With Post and Beam construction, all the main parts are laid out, measured and cut. For this Bistro I decided to plane the beams smooth and square first. Mortises and tenons are then made and their fit is checked. The pieces are labeled (tenon A goes into mortise A – I kid you not) and then transported to the construction site and assembled. Mind you, the pieces are heavy, 150 -200 lbs. in some cases, so the assembly requires the help of a friend of mine. His name is Archimedes; he was a Greek mathematician, engineer and inventor who lived in the 3rd century BC.

After setting the first side (aka “Bent”) by hand, the prudent course of procedure seemed to be to hire a crane and get on with it.

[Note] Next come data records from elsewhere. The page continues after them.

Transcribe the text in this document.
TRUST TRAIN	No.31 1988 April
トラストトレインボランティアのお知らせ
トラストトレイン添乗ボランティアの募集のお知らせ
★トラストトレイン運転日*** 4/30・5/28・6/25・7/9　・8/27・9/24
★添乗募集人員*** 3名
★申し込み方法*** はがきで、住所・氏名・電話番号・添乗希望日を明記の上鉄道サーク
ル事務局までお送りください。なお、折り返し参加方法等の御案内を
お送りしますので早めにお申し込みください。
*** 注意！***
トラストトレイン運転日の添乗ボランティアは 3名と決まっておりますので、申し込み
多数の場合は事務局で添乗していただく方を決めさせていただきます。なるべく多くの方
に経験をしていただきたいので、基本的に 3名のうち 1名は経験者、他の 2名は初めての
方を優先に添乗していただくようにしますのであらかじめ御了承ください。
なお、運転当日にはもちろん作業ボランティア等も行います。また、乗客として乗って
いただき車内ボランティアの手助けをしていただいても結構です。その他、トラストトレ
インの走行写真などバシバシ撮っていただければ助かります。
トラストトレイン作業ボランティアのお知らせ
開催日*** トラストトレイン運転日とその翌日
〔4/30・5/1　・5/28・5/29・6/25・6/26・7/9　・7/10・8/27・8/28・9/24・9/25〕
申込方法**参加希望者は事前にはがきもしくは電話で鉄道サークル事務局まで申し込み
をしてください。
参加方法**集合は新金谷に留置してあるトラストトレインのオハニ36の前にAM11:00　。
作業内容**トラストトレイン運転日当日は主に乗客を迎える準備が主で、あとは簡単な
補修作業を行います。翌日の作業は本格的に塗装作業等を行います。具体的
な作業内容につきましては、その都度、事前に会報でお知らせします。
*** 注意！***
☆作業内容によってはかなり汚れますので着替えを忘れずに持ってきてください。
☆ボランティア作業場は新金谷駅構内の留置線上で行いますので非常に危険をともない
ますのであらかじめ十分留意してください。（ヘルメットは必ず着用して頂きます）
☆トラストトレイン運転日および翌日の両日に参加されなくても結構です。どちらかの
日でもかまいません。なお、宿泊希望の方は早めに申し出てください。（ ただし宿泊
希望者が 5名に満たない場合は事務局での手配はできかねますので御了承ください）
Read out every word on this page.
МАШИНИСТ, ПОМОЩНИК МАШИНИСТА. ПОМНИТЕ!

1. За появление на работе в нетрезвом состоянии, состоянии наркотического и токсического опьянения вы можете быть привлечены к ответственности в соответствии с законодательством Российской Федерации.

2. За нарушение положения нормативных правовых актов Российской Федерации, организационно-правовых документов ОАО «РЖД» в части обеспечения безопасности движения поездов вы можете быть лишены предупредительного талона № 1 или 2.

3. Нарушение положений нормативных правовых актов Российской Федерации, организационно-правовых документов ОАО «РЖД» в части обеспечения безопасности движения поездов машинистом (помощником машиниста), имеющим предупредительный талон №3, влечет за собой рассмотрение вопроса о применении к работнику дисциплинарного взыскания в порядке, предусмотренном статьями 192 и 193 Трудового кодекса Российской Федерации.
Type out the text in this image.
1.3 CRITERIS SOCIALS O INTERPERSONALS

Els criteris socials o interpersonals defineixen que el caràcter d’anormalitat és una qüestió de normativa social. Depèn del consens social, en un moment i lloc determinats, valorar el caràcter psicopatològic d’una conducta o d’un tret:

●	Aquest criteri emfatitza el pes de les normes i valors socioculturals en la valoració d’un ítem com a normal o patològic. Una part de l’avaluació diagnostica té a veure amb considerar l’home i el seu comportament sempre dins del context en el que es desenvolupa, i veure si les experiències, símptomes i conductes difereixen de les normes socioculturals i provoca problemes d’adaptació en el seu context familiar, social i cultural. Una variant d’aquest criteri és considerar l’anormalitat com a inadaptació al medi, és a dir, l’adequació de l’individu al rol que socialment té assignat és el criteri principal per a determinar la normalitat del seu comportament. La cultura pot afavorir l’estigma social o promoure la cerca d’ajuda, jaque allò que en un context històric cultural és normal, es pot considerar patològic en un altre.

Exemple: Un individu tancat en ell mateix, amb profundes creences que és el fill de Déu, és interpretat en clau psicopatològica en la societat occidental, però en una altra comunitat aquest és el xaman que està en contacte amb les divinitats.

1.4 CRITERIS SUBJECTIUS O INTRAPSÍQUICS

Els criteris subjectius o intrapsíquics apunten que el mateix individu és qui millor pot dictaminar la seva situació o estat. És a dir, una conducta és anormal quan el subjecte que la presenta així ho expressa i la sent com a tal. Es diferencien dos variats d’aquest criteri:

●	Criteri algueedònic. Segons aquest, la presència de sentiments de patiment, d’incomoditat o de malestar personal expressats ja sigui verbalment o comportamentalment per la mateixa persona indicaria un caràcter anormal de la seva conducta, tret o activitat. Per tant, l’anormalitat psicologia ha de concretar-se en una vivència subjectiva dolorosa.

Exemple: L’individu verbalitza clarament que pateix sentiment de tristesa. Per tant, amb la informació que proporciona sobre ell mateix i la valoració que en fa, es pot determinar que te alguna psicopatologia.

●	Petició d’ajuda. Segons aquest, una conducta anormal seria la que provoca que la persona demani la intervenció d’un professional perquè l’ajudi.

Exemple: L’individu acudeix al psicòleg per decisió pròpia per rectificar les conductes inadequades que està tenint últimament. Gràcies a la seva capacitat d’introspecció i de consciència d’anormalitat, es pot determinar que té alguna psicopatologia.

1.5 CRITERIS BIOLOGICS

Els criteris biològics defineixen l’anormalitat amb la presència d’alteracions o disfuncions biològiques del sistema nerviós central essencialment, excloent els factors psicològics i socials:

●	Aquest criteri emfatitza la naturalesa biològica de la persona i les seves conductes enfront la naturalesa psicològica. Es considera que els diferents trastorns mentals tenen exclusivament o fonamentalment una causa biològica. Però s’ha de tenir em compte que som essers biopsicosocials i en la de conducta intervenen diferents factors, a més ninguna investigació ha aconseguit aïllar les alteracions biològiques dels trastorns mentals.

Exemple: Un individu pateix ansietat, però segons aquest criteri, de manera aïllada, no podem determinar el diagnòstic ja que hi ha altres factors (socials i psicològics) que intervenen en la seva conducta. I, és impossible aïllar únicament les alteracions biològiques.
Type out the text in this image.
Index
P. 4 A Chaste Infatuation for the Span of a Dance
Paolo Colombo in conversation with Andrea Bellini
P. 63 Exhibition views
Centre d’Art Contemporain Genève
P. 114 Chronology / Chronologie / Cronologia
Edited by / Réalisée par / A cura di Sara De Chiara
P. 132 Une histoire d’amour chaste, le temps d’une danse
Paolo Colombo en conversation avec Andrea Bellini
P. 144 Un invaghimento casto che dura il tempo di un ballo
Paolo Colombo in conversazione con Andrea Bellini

Once all the timbers were in place, I could plumb the structure and drill holes for the wooden “pins”.

Then the rafters.

Then make and install the tongue and groove ceiling, again in Cypress.

Using 1/2″ foam panels with reflective foil (to send the heat of the sun back up) and a layer of 1/2″ OSB as a base, I nailed shingles on to match the house.

The masons laid the brick. We talked to the tile guys we know and asked them if they could work in a small stone “river” within the tile floor. They loved doing it. Granite counter tops were next. And then the grill, burner and sink installed. I added LED lights to see at night. We finished the week of my birthday.